Part of the expense comes from the unique realities of an athlete’s life. For  someone with a contract worth millions of dollars, the priority is ease rather  than price. That luxury is expensive.
“Services cost more for these guys, mostly because no one has time to compare  and contrast anything. It is all about speed and convenience,” Glanville says.  “It’s not just because you’re showing off. You are so busy with the game.  [During a baseball season], you have 162 games. You’re not paying attention to  anything other than playing. I had one day when six or seven paychecks went into  my back account and I didn’t even look.”
Agents, who are limited by the CBA in the fees they can charge (5%-7%,  depending on the league), often make another 5%-10% of their client’s contract  through “management fees.” (If the agent doesn’t, another advisor does.) The  players, who are busy focusing on day-to-day duties of being a pro athlete, are  happy to sign on so their bills are paid, their clothes are laundered, and the  rest of their non-athletic lives are handled. Another 5% doesn’t seem like much  when the checks are rolling in every two weeks.
“They are giving away so much money,” Gandy says. “In 10 years, you ask them  if they’d give someone $250,000 to balance their checkbook, they’d say no. But  when they are playing, sure they would.”
Friends and family add to the tab.
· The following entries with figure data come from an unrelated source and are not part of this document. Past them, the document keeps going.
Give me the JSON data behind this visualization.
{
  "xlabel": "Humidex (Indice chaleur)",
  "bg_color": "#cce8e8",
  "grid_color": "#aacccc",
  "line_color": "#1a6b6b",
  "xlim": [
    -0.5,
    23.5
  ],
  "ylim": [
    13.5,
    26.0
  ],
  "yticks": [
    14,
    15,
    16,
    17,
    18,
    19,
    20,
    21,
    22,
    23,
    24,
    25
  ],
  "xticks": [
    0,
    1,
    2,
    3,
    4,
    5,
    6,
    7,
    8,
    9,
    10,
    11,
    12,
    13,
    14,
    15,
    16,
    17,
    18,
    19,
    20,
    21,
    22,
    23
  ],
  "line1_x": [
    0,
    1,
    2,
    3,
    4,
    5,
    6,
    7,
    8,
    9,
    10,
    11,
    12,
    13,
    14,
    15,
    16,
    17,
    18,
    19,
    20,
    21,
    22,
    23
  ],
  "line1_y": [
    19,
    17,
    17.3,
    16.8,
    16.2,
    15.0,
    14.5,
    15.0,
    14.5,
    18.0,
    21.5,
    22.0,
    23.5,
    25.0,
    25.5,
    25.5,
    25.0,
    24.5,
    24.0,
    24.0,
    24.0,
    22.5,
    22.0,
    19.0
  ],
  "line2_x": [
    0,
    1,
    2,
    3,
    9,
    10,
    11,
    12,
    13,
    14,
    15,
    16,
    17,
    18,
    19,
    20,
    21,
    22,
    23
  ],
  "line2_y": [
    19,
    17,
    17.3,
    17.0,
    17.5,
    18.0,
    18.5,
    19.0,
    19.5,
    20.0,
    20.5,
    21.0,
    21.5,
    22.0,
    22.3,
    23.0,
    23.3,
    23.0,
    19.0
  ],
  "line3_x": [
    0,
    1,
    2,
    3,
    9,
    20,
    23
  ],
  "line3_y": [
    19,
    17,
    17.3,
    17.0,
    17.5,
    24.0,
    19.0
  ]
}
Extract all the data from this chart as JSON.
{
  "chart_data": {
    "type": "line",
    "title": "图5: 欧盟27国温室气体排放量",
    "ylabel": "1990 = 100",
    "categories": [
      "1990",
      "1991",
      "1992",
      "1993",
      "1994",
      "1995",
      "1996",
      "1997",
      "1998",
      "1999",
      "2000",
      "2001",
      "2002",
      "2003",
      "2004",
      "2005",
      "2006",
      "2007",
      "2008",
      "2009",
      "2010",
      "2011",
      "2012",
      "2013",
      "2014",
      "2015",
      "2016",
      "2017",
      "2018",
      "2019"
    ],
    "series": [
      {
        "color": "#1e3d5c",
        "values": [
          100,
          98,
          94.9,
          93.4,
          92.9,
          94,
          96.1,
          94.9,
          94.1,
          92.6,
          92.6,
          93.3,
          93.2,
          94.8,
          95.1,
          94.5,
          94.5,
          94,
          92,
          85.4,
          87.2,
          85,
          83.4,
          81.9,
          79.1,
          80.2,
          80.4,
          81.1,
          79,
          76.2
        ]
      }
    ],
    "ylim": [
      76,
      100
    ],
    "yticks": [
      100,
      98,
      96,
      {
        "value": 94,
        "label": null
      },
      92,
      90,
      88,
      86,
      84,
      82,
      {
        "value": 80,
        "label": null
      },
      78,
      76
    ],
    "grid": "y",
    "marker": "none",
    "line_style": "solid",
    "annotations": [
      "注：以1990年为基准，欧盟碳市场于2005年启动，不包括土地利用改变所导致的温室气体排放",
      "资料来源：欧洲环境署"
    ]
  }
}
Antoine Walker reportedly had a crew of  30-70 people on his payroll. Most pros won’t ever spend that much, but $1,000 a  month a piece for a couple friends, $1,500 a month for your brother, and a  $50,000 for the mortgage on your mother’s house adds up quickly.
Athletes do have more control over their investments, but they’re seen as  easy marks and are constantly being pitched products, clubs, restaurants, and  other ideas. The people pitching want a player’s money. Players rarely have the  time or the inclination to do their due diligence—and a life of success in the  field or on the court often breeds an attitude that makes them believe they can  succeed in business.
“You’re a gambler by nature. And everybody and their dog has been pitching  you since you signed that first contract. Eventually, something is going to  sound pretty good,” Glanville says. “That competitive nature is hard to turn  off.”
In Gandy’s experience, one in four athletes make a “horrible, horrible  investment that no one else would make.” For example, Torii Hunter sank $70,000  into a raft designed to sit under furniture that could be inflated during a  flood. The investor asked him for $500,000 more, but the centerfielder declined.  Hunter never saw his cash again.
Athletes are also forced to double up on large expenses. When Glanville was  playing, he owned a house near Philadelphia—he bought another one in Dallas  after he signed with the Texas Rangers. He also rented a place every year in  Arizona during spring training and routinely shipped his car across the country.
Spending money, in other words, comes with the territory of being a  professional athlete—being fiscally responsible is, in some ways, antithetical  to athletic success. As long as a player continues to perform, the money will  keep coming. When he no longer can, however, the spigot’s turned off. Thinking  about saving money for the future can mean an athlete is allowing doubt about  his abilities creep into his mind. For someone who needs to perform everyday, in  public, that can be a dangerous proposition.